Левушка писал ему уже в Кишинев, но не на Инзова, а на Орлова. Пушкин вчера, получив и распечатав, не удержался и вслух продекламировал стихи пятнадцатилетнего брата, пародию на «Народный гимн» Жуковского — «Боже, царя храни».
Самое письмо Левушки было еще полудетское, коротенькое, а стихи длинны и слабы, но конец, прочитанный вслух, всем очень понравился. Точно в стиле верноподданнического гимна Левушка восклицал:
Деву прелестную,
Русским безвестную,
Волю чудесную
Нам ниспошли!
Михаил Федорович Орлов ходил по комнате и все повторял:
— Русским безвестную… Точно русским безвестную?
«Не довольно ли, что меня одного заслали в пустыню? — думал про себя Александр. — И этому хочется, кажется, того же!» Мальчик один. Правда, его любят в семье, но это слепая любовь, могут избаловать. Да и кто его мог бы направить — отец? или дядюшка Василий Львович? Странное дело, но и сами они подчас казались Александру большими детьми, жизнь их несет, а сами они лишь поколыхиваются с боку на бок, как им поудобнее…
И он писал брату — осторожно, но достаточно внятно: «Благодарю тебя за стихи; более благодарил бы тебя за прозу. Ради бога, почитай поэзию доброй, умной старушкою, к которой можно иногда зайти, чтоб забыть на минуту сплетни, газеты и хлопоты жизни, повеселиться ее милым болтаньем и сказками; но влюбиться в нее — безрассудно. Михайло Орлов с восторгом повторяет… Русским безвестную… я так же. Прости, мой друг! Обнимаю тебя!»
Пушкин даже легонько вздохнул, но был и доволен, как непринужденно–шутливо легла под перо характеристика поэта, которого Лев пародировал, а он рекомендовал почитать его доброю умной старушкой. «От Льва может все статься: покажет Жуковскому… То–то будет забавно!»

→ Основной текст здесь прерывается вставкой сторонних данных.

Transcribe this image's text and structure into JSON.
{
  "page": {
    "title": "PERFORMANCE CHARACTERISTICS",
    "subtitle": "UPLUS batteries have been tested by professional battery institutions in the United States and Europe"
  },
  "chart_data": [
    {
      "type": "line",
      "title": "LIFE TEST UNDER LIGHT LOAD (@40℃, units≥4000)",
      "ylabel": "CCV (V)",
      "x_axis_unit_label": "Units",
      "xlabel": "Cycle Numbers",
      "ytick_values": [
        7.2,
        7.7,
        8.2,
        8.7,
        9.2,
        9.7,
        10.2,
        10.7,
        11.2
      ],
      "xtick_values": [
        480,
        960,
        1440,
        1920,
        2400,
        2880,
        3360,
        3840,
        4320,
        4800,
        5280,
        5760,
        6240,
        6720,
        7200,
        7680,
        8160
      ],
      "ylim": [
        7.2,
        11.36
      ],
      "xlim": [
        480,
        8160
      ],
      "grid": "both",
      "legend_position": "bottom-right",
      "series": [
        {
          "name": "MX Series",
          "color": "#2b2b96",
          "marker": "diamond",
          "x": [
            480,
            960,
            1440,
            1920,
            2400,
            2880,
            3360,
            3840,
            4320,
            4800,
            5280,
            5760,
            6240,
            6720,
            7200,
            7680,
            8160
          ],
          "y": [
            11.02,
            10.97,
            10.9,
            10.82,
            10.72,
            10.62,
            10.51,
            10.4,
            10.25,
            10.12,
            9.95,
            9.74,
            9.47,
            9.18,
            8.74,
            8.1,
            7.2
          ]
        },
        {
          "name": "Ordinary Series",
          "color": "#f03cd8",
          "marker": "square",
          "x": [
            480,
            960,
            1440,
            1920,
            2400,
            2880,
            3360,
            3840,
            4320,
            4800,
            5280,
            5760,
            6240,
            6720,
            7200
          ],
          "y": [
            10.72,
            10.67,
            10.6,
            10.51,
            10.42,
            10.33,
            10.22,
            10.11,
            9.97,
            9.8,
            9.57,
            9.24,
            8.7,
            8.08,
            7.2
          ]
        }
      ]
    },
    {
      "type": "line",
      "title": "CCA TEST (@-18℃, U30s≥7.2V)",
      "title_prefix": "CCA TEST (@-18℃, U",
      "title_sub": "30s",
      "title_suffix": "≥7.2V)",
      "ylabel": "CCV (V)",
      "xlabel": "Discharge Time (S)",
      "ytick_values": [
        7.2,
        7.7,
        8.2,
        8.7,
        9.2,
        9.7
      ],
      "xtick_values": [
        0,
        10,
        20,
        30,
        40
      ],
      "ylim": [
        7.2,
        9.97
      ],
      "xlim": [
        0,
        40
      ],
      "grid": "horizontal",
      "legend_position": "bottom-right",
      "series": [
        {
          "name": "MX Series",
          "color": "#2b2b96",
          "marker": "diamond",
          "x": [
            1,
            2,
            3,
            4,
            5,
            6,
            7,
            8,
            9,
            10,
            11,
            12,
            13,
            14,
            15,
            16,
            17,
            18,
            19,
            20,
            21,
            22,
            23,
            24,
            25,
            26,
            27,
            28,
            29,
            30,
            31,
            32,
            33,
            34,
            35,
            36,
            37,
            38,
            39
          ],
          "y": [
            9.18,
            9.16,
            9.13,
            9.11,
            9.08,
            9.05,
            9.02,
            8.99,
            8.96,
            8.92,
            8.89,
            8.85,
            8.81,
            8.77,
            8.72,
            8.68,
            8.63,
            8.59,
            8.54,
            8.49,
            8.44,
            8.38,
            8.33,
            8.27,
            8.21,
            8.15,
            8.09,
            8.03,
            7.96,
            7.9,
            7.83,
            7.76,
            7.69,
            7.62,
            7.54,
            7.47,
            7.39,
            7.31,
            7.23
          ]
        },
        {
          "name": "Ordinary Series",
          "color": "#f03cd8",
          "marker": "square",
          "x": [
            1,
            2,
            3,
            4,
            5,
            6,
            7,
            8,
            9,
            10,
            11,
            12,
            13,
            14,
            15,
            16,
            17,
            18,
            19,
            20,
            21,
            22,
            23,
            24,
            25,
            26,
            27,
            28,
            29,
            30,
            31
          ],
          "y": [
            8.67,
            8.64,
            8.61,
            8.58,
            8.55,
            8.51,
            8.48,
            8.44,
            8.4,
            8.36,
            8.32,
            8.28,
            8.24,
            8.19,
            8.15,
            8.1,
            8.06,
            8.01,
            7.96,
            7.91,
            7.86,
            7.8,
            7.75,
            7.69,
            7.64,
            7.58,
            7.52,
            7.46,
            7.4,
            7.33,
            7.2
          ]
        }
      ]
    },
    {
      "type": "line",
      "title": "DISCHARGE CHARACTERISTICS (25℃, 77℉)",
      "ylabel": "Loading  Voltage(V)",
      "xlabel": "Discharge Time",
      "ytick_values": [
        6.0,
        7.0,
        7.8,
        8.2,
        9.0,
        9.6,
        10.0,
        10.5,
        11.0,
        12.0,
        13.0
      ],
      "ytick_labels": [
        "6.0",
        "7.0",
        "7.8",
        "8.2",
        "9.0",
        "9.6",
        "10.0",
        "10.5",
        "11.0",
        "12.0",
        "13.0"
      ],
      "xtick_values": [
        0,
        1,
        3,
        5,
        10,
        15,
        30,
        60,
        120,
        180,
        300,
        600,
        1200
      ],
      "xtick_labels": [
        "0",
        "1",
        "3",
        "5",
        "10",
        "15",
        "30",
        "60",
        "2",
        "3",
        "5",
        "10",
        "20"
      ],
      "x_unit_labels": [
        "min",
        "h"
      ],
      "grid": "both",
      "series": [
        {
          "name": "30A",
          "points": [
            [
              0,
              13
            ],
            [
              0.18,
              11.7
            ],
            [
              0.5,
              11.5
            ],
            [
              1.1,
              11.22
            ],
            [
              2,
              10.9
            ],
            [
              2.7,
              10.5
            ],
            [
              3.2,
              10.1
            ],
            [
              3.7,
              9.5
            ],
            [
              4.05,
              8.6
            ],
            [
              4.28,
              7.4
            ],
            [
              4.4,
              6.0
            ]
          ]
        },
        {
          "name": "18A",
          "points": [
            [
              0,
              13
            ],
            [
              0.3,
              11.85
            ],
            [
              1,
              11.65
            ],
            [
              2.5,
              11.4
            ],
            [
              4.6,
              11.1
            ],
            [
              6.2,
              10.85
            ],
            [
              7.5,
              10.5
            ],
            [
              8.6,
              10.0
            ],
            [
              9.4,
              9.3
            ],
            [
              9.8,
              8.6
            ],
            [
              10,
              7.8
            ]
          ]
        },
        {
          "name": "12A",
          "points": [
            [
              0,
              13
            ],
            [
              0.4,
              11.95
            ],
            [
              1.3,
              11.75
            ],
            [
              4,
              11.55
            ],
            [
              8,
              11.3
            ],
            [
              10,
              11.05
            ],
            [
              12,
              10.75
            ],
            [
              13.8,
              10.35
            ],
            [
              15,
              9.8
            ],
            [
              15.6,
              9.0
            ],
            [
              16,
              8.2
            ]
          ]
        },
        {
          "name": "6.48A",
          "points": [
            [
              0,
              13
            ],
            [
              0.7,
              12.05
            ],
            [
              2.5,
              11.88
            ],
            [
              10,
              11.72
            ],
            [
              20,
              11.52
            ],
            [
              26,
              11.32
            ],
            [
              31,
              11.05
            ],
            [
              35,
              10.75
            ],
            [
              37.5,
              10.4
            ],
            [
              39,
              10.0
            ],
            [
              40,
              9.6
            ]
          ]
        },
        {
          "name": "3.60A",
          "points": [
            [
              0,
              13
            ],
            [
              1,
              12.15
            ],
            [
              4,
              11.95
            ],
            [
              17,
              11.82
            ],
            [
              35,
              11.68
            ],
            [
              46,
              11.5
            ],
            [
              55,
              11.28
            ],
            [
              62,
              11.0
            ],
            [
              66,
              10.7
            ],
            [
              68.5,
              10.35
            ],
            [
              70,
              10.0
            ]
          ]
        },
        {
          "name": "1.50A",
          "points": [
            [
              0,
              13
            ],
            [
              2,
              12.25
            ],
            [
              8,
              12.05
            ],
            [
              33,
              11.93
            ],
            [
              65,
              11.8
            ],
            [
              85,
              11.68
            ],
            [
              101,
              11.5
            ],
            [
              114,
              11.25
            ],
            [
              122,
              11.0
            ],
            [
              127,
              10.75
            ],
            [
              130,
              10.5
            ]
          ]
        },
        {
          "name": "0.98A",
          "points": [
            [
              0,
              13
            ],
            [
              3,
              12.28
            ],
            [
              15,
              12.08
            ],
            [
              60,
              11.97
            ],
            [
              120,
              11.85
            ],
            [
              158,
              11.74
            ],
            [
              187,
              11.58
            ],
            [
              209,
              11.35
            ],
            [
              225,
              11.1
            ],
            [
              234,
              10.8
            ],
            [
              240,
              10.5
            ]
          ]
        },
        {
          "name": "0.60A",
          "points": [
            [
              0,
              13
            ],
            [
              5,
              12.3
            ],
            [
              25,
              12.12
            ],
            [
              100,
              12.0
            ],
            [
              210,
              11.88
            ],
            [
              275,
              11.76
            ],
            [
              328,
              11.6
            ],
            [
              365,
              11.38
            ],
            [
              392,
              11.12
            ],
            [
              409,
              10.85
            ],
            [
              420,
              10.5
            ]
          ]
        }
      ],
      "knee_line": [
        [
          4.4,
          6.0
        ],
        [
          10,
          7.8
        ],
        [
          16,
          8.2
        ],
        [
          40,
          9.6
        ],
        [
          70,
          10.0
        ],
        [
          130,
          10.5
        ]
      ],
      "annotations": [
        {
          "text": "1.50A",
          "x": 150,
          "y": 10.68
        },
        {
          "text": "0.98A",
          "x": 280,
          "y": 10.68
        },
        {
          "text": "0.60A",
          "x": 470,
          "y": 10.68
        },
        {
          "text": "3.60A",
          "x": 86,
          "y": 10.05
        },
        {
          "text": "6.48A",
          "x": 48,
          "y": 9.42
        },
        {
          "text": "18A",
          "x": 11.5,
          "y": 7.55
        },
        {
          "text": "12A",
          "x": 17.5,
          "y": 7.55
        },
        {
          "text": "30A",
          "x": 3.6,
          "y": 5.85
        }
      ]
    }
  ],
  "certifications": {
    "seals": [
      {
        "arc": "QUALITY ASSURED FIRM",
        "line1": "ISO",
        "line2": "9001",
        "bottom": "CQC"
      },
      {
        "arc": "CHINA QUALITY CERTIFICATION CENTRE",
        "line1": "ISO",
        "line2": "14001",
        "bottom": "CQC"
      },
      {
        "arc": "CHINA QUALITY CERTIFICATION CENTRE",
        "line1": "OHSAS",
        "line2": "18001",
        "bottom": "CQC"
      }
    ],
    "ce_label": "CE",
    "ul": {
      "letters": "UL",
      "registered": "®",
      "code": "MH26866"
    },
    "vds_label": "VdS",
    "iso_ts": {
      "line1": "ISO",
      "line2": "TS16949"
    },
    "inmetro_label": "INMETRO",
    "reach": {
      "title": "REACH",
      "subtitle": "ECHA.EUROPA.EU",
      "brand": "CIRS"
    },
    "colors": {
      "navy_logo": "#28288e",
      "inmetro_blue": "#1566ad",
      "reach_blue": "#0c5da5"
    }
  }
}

Так наставлял он младшего брата Левушку, а сам про себя хорошо не знал: долго ли выдержит? Сквозь пестроту и суету кишиневского его бытия все яснее проступали резкие черты совсем иного рода.
Русских в городе было не много, и не они создавали физиономию города и колорит уличной жизни. Но они здесь были хозяева, и они отдавали себе во многом отчет.
У Орлова в первый же день Пушкин познакомился с очень интересным человеком, Иваном Петровичем Липранди, подполковником егерского полка в дивизии Орлова.
Слегка поблескивая светлыми выпуклыми глазами, знакомя их между собою, Михаил Федорович так отозвался о Липранди:
— А вот и еще один парижанин. Вместе, можно сказать, занимали столицу Европы. Прошу, господа, быть знакомыми и жаловать друг друга.
Еще молодой человек, лет тридцати, с хмурыми, но одновременно живыми глазами, поднялся с дивана и обменялся с Пушкиным рукопожатием. Рука его была суха и горяча.
— Вот если б мой брат Алексей Федорович не отговорил вас пойти в гусары, — продолжал Орлов, все относясь к Пушкину, — так, может быть, вы вместе с Иваном Петровичем вступили бы в свое время в Царьград!
Липранди, не улыбаясь, показал два ряда ровных зубов, чуть желтоватых от табака.